Some of my Favorite Lines
"Flavors I couldn’t name danced over my tongue in a lively salsa."
"If summer had a smell, this would be it."
"Despite my best efforts, I can’t remain under my rain cloud with this ball of sunshine on my lap."
"If you seek perfection, you will not allow yourself to experiment. You will not grow as an artist… or as a person."
"My mother doesn’t fail me. I fail her."
"One step at a time, I’ll prove to her I can handle the world."
"If I had a hundred years to do nothing but draw, I still couldn’t capture the essence of this store."
"The warm, gushy feeling sliding down my chest has nothing to do with the melted layers of chocolate, though they are certainly delicious."
"I run my hand along the navy streak on the cream wall—like a dry paintbrush run across a rough canvas."

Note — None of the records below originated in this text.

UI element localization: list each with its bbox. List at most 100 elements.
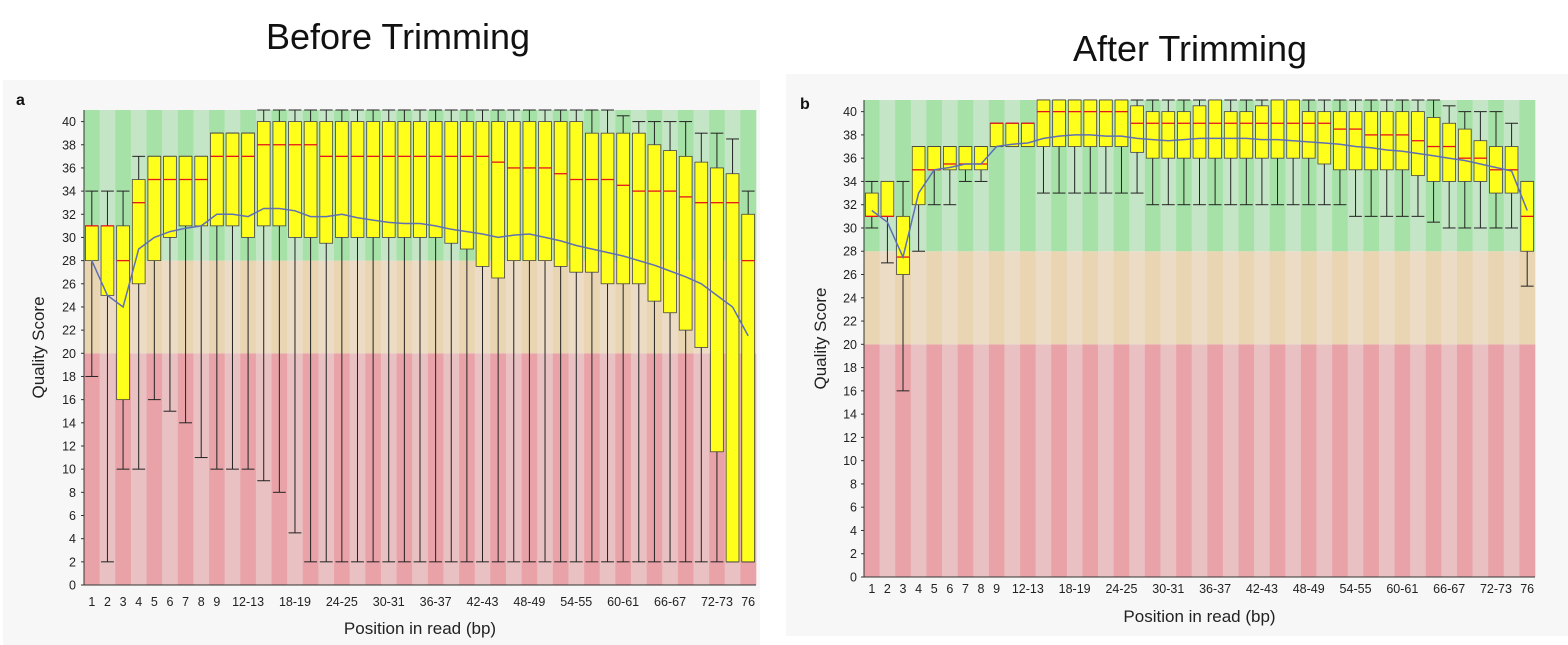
before-iqr-box: [569, 121, 584, 273]
after-zone-reasonable: [1332, 251, 1349, 345]
before-iqr-box: [335, 121, 349, 238]
before-y-tick-label: 32: [62, 208, 76, 222]
after-iqr-box: [1223, 111, 1238, 159]
after-mean-line: [871, 134, 1528, 260]
after-x-tick-label: 76: [1520, 582, 1534, 596]
after-zone-reasonable: [1285, 251, 1302, 345]
after-zone-reasonable: [1207, 251, 1224, 345]
after-iqr-box: [1083, 99, 1098, 147]
after-zone-reasonable: [988, 251, 1005, 345]
before-iqr-box: [663, 150, 677, 314]
after-zone-reasonable: [1020, 251, 1036, 345]
after-iqr-box: [1208, 99, 1222, 159]
after-iqr-box: [1317, 111, 1332, 165]
before-x-tick-label: 3: [120, 595, 127, 609]
after-zone-poor: [1129, 344, 1146, 577]
before-x-tick-label: 9: [213, 595, 220, 609]
before-iqr-box: [631, 132, 646, 285]
after-y-tick-label: 6: [850, 501, 857, 515]
after-iqr-box: [1177, 111, 1191, 159]
after-iqr-box: [989, 122, 1004, 147]
before-iqr-box: [256, 121, 271, 227]
after-x-tick-label: 60-61: [1386, 582, 1418, 596]
before-x-tick-label: 5: [151, 595, 158, 609]
before-x-tick-label: 12-13: [232, 595, 264, 609]
after-x-tick-label: 4: [915, 582, 922, 596]
before-x-tick-label: 4: [135, 595, 142, 609]
before-iqr-box: [210, 132, 224, 227]
after-x-tick-label: 1: [868, 582, 875, 596]
after-zone-reasonable: [1004, 251, 1021, 345]
after-x-tick-label: 7: [962, 582, 969, 596]
after-y-tick-label: 16: [843, 384, 857, 398]
after-y-tick-label: 14: [843, 408, 857, 422]
after-iqr-box: [880, 181, 895, 217]
before-y-tick-label: 14: [62, 416, 76, 430]
after-zone-reasonable: [1176, 251, 1192, 345]
after-zone-reasonable: [1316, 251, 1333, 345]
before-y-tick-label: 36: [62, 161, 76, 175]
after-y-tick-label: 26: [843, 268, 857, 282]
after-zone-poor: [1269, 344, 1286, 577]
after-zone-reasonable: [1066, 251, 1083, 345]
before-iqr-box: [444, 121, 459, 244]
after-zone-reasonable: [1160, 251, 1177, 345]
after-x-tick-label: 2: [884, 582, 891, 596]
after-iqr-box: [911, 146, 926, 206]
before-iqr-box: [616, 132, 630, 285]
after-iqr-box: [1442, 122, 1456, 182]
after-zone-poor: [1066, 344, 1083, 577]
after-y-tick-label: 32: [843, 198, 857, 212]
before-x-tick-label: 72-73: [701, 595, 733, 609]
before-zone-good: [115, 110, 132, 261]
after-x-tick-label: 6: [946, 582, 953, 596]
before-x-tick-label: 7: [182, 595, 189, 609]
after-zone-poor: [1222, 344, 1239, 577]
after-y-tick-label: 18: [843, 361, 857, 375]
after-zone-poor: [1051, 344, 1068, 577]
after-iqr-box: [1301, 111, 1316, 159]
after-zone-poor: [1176, 344, 1192, 577]
after-zone-poor: [910, 344, 927, 577]
before-y-tick-label: 20: [62, 347, 76, 361]
before-iqr-box: [272, 121, 287, 227]
before-zone-poor: [193, 353, 210, 585]
after-iqr-box: [1067, 99, 1082, 147]
after-x-tick-label: 42-43: [1246, 582, 1278, 596]
after-iqr-box: [1239, 111, 1254, 159]
before-y-tick-label: 8: [69, 486, 76, 500]
before-y-tick-label: 34: [62, 185, 76, 199]
before-y-tick-label: 40: [62, 115, 76, 129]
after-y-tick-label: 2: [850, 547, 857, 561]
after-zone-reasonable: [1113, 251, 1130, 345]
before-x-axis-label: Position in read (bp): [344, 619, 496, 638]
before-y-axis-label: Quality Score: [29, 296, 48, 398]
after-zone-poor: [1519, 344, 1536, 577]
after-zone-reasonable: [1051, 251, 1068, 345]
after-zone-reasonable: [1222, 251, 1239, 345]
before-x-tick-label: 54-55: [560, 595, 592, 609]
after-x-tick-label: 5: [931, 582, 938, 596]
after-x-tick-label: 8: [978, 582, 985, 596]
after-zone-reasonable: [1410, 251, 1427, 345]
after-iqr-box: [1333, 111, 1347, 171]
after-zone-reasonable: [957, 251, 974, 345]
after-iqr-box: [1379, 111, 1394, 171]
after-zone-reasonable: [1441, 251, 1458, 345]
after-y-tick-label: 20: [843, 338, 857, 352]
before-iqr-box: [491, 121, 505, 279]
before-iqr-box: [475, 121, 490, 267]
after-zone-reasonable: [1144, 251, 1161, 345]
after-x-tick-label: 72-73: [1480, 582, 1512, 596]
before-y-tick-label: 28: [62, 254, 76, 268]
before-iqr-box: [366, 121, 380, 238]
before-iqr-box: [163, 155, 177, 238]
after-iqr-box: [1473, 140, 1488, 182]
after-zone-reasonable: [1425, 251, 1442, 345]
after-y-tick-label: 38: [843, 128, 857, 142]
after-x-tick-label: 3: [900, 582, 907, 596]
panel-label-b: b: [800, 96, 810, 113]
after-zone-poor: [1425, 344, 1442, 577]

"I will find something she loves. Something to make her smile. I will show her, in at least one area, I did not screw up."
"I came to Mexico to find myself, except I’ve been searching in all the wrong places. And now I’m lost, in so many ways."
"Being alone and braless in a room with a boy would be risqué if it weren’t for the stomach virus and the fact that I resemble a zombie bride."
"With them, I’ve found the right rhythm. After weeks of practice, I learned my steps, and now they’re throwing me into a whole new dance—one the choreographer does not want me to know."
"I wander from painting to painting, drinking them in like one who’s been lost in the desert."
"For hours we lose ourselves amongst murals and sculptures and portraits so stunning they hurt. I have never and could never make something as beautiful, as touching, as these. The pain, the joy, the warmth, the sorrow jumps from the canvas and into my soul, moving me in ways I did not wish to feel."
"You’re beautiful, always. But when you see something new, something you want to draw, your face has this childlike wonder. Those beautiful brown eyes become so wide, and you have a smile unlike any other."
"... for a moment he’s the David who brought me soup when I was sick. Then he’s gone. He walks away, and I lock the door. With a sinking feeling, I realize I might never see that David again."
About the Author
Meg D. Gonzalez is a tea-sipping, adventure-seeking, pug-loving kind of girl. She’s crazy for God and wants to share His love with awesome young women around the globe.
She started her first novel at the age of fourteen (it will never see the light of day and that’s best for everyone), but her writing really came alive two years ago after she moved to Mexico. The crazy, wonderful people and culture she encountered inspired the story of Sketchy Tacos.
When she’s not writing, she’s learning to play video games with her husband (she’s horrible), taking hikes in beautiful parks with her pug Pascal, crocheting, and watching way too much TV.